Paraphrasing C.G. Jung: If you examine your dreams long enough, you will develop an opinion about the unconscious. More importantly, the unconscious will develop an opinion about you.
There are few guides for understanding and working with dreams. Three that I generally subscribe to are: 1. Every dream is an attempt to heal or help the individual in some way. 2. Everything in the dream--setting, people, unfolding drama--is just as it must be with the possible exception of the "I" (the dreamer him/herself). 3. The dream is an attempt to restore some balance between consciousness and unconscious contents so that considering the compensatory nature of any dream can be helpful.

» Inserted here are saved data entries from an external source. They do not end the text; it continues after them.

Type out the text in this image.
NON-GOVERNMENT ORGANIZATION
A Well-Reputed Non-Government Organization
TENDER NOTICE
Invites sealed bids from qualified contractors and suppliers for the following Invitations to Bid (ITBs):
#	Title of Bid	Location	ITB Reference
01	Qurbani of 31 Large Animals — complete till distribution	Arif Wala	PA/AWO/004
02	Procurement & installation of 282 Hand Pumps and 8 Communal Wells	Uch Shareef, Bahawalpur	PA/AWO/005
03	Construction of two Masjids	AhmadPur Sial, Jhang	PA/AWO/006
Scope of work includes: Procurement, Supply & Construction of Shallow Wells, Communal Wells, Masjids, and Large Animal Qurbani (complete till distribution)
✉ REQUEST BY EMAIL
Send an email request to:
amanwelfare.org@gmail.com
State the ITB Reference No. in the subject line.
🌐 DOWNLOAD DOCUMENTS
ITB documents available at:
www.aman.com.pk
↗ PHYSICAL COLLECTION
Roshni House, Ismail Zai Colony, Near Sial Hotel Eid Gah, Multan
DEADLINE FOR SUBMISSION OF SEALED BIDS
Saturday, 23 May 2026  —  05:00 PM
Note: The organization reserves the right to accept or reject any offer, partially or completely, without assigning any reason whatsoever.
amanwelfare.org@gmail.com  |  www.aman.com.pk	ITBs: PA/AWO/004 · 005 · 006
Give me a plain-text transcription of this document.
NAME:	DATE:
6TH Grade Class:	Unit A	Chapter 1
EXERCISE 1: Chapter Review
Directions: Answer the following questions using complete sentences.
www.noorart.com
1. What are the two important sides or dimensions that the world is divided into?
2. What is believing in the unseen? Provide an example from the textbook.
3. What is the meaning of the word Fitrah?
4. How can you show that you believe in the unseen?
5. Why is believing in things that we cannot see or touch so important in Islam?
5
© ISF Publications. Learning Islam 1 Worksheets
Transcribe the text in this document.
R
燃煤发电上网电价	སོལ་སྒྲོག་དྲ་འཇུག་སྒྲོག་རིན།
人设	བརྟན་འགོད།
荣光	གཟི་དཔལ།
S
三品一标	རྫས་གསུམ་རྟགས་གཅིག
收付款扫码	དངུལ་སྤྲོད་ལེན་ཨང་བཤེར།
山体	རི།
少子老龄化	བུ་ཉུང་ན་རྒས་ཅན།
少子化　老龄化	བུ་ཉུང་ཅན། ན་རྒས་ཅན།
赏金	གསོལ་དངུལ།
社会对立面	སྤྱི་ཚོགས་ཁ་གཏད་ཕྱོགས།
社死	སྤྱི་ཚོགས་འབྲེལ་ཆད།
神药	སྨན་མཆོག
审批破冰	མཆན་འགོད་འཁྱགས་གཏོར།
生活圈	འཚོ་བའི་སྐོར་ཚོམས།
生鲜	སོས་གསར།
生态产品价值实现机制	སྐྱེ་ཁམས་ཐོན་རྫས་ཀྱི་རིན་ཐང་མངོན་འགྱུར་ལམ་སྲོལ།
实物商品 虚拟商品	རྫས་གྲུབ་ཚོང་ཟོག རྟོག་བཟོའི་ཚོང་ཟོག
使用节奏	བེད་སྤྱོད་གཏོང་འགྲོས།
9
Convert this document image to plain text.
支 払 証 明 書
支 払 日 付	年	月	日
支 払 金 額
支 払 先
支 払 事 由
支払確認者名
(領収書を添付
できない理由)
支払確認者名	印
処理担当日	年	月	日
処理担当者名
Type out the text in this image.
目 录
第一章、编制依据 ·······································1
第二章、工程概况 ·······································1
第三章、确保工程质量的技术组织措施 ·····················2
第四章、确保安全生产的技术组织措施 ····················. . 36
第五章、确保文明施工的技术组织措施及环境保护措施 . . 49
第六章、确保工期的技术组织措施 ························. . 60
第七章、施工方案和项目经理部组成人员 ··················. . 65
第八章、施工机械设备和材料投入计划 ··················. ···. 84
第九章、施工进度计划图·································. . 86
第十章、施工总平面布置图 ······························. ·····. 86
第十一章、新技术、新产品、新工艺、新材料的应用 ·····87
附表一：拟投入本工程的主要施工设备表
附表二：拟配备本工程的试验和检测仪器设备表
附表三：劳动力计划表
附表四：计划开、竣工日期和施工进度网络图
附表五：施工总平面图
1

An important dream I heard some 30+ years ago might illustrate some of the above.
I was sitting in a waiting room when Bill came in, loud and boisterous, upsetting everyone in the room. My question: “So, what happens when you get into a “waiting room?” The dreamer remembered that on the day before the dream she had her car serviced at a dealership. The dealership computer system went down so there was a long delay. She became very angry and complained loudly.
"And what about Bill?" The question introduced a bit of humor into a delicate situation, both of us silently remembering the film, "What about Bob." "Bill is a man I work with. He makes mountains out of molehills."
Bingo! The “waiting room” in her psyche was very real and very troubling. When she got into such a place in her real life, her unconscious "Bill," a very real factor in her psychic economy, was her trigger for anger as he grossly exaggerated small issues. The dreamer had suffered from an unconscious complex that had caused her much trouble in her life. Information delivered by the dream helped free her from that complex.
It was obvious to the me (and probably to others in the dreamer's life) that the dream was attempting to resolve one of the dreamers’ adaptation problems, but I knew a direct approach would raise up great resistances and would serve no purpose. A profound reasons for working with dreams is that we will accept a lesson from a dream that not even a saint could deliver with mere words.